Desde que Odair Moniz foi morto por um disparo de um agente da PSP que vivemos na tese obrigatória de que estamos perante um caso de racismo policial e que a onda de violência surgida depois corresponde a uma revolta dos bairros contra o racismo e as desigualdades. Ora o que se viu até agora foi essa violência recair precisamente sobre a população dos bairros, sobre aqueles que vivendo nesses ou noutros bairros estão a trabalhar, como era o caso de Tiago, ou a regressar a casa vindos do trabalho, como sucedeu com os passageiros esfaqueados.

O que não deixa de causar espanto e também indignação é que esta visão maniqueísta do mundo não seja tratada como aquilo que efectivamente é — visão de extremistas por enquanto minoritários —  mas sim como uma espécie de perspectiva obrigatória dos factos,

O senhor Íñigo Errejón  fundador do Podemos, do Más Madrid e por fim porta-voz da plataforma de esquerdas Sumar colocou um ponto por agora final na sua carreira política. Errejón é acusado por várias mulheres de assédio sexual, acusação que parece estar a prodigalizar-se nos meios esquerdistas por esse mundo fora, sobretudo nos que se declaram mais feministas.  Mas o mais interessante nesta até agora estrela da extrema-esquerda espanhola é a desculpa que apresentou para o seu comportamento: considera Errejón  que a exposição inerente à vida política “gera uma subjetividade tóxica que o patriarcado multiplica no caso dos homens.” A contradição entre a vida neoliberal que leva e o mundo novo que defende também foram invocadas para os abusos que perpetrou.
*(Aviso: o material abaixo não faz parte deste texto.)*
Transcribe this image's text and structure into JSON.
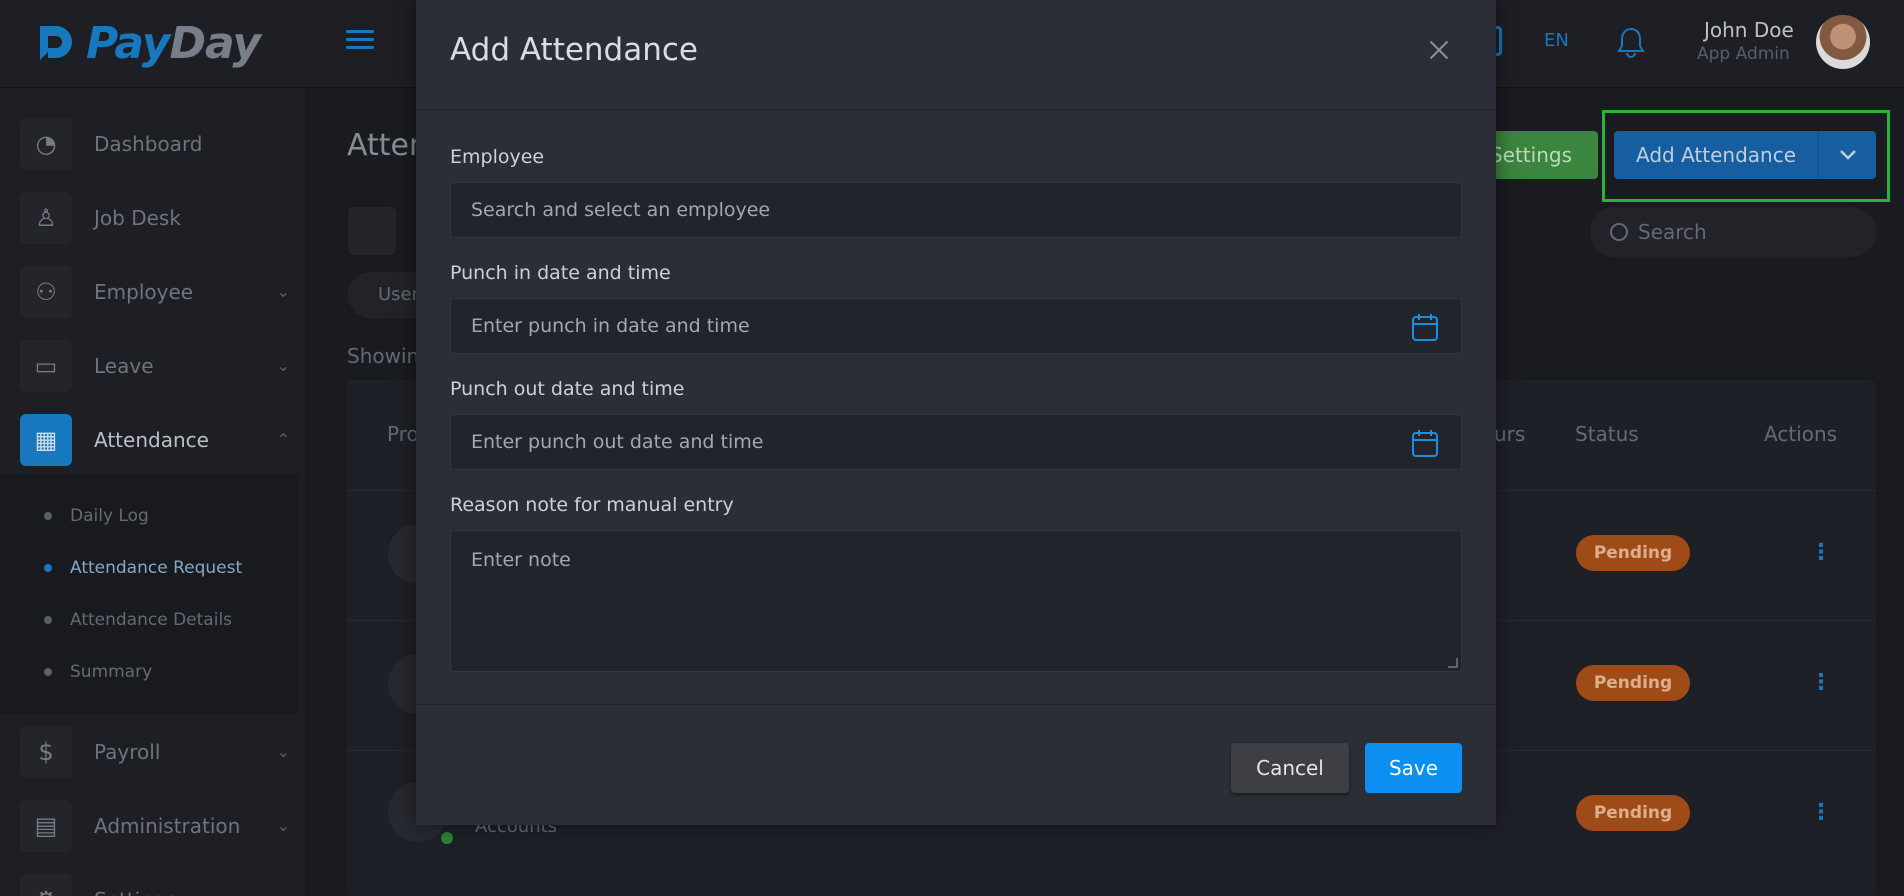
{
  "brand": {
    "name_part1": "Pay",
    "name_part2": "Day"
  },
  "topbar": {
    "language": "EN",
    "user_name": "John Doe",
    "user_role": "App Admin"
  },
  "sidebar": {
    "items": [
      {
        "label": "Dashboard",
        "icon": "pie-chart-icon"
      },
      {
        "label": "Job Desk",
        "icon": "user-icon"
      },
      {
        "label": "Employee",
        "icon": "users-icon"
      },
      {
        "label": "Leave",
        "icon": "clipboard-icon"
      },
      {
        "label": "Attendance",
        "icon": "calendar-icon"
      },
      {
        "label": "Payroll",
        "icon": "dollar-icon"
      },
      {
        "label": "Administration",
        "icon": "briefcase-icon"
      },
      {
        "label": "Settings",
        "icon": "gear-icon"
      }
    ],
    "attendance_submenu": [
      "Daily Log",
      "Attendance Request",
      "Attendance Details",
      "Summary"
    ],
    "active_submenu": "Attendance Request"
  },
  "page": {
    "title_partial": "Atten",
    "settings_button": "Settings",
    "add_button": "Add Attendance",
    "search_placeholder": "Search",
    "filter_pill_partial": "User",
    "showing_partial": "Showing",
    "table_headers": {
      "profile_partial": "Pro",
      "hours_partial": "urs",
      "status": "Status",
      "actions": "Actions"
    },
    "rows": [
      {
        "status": "Pending"
      },
      {
        "status": "Pending"
      },
      {
        "status": "Pending",
        "department": "Accounts"
      }
    ]
  },
  "modal": {
    "title": "Add Attendance",
    "employee_label": "Employee",
    "employee_placeholder": "Search and select an employee",
    "punch_in_label": "Punch in date and time",
    "punch_in_placeholder": "Enter punch in date and time",
    "punch_out_label": "Punch out date and time",
    "punch_out_placeholder": "Enter punch out date and time",
    "note_label": "Reason note for manual entry",
    "note_placeholder": "Enter note",
    "cancel_label": "Cancel",
    "save_label": "Save"
  },
  "colors": {
    "accent": "#1a7fc9",
    "save_button": "#0b8ff0",
    "settings_button": "#3f8d42",
    "pending_badge": "#a8501a",
    "highlight_box": "#2ebd3a"
  }
}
Agora que caiu em desgraça percebe-se o ridículo do argumentário de Errejón, mas não só ele sempre argumentou assim, como há décadas que o senhor Errejón e os seus correligionários vivem da indústria da culpa. E com grande proveito.

Um dos casos mais intrigantes do jornalismo português é o das cimeiras ibéricas. Oficialmente os estados português e espanhol organizam cimeiras conjuntas. Vamos já na trigésima quinta. O nome oficial é Cimeira Luso-Espanhola. Contudo nas notícias o que encontramos são as referências à cimeira ibérica. Talvez seja mais fácil de escrever. Talvez soe melhor. Talvez pareça mais moderno. Mas do que certamente se trata é duma terminologia e evitar: ibérico é aquele termo em que Portugal se vê amalgamado no estado espanhol. Fiquemo-nos pelo institucional Luso-Espanhola. Dá mais trabalho a escrever mas um pouco de clareza nesta matéria só faz bem.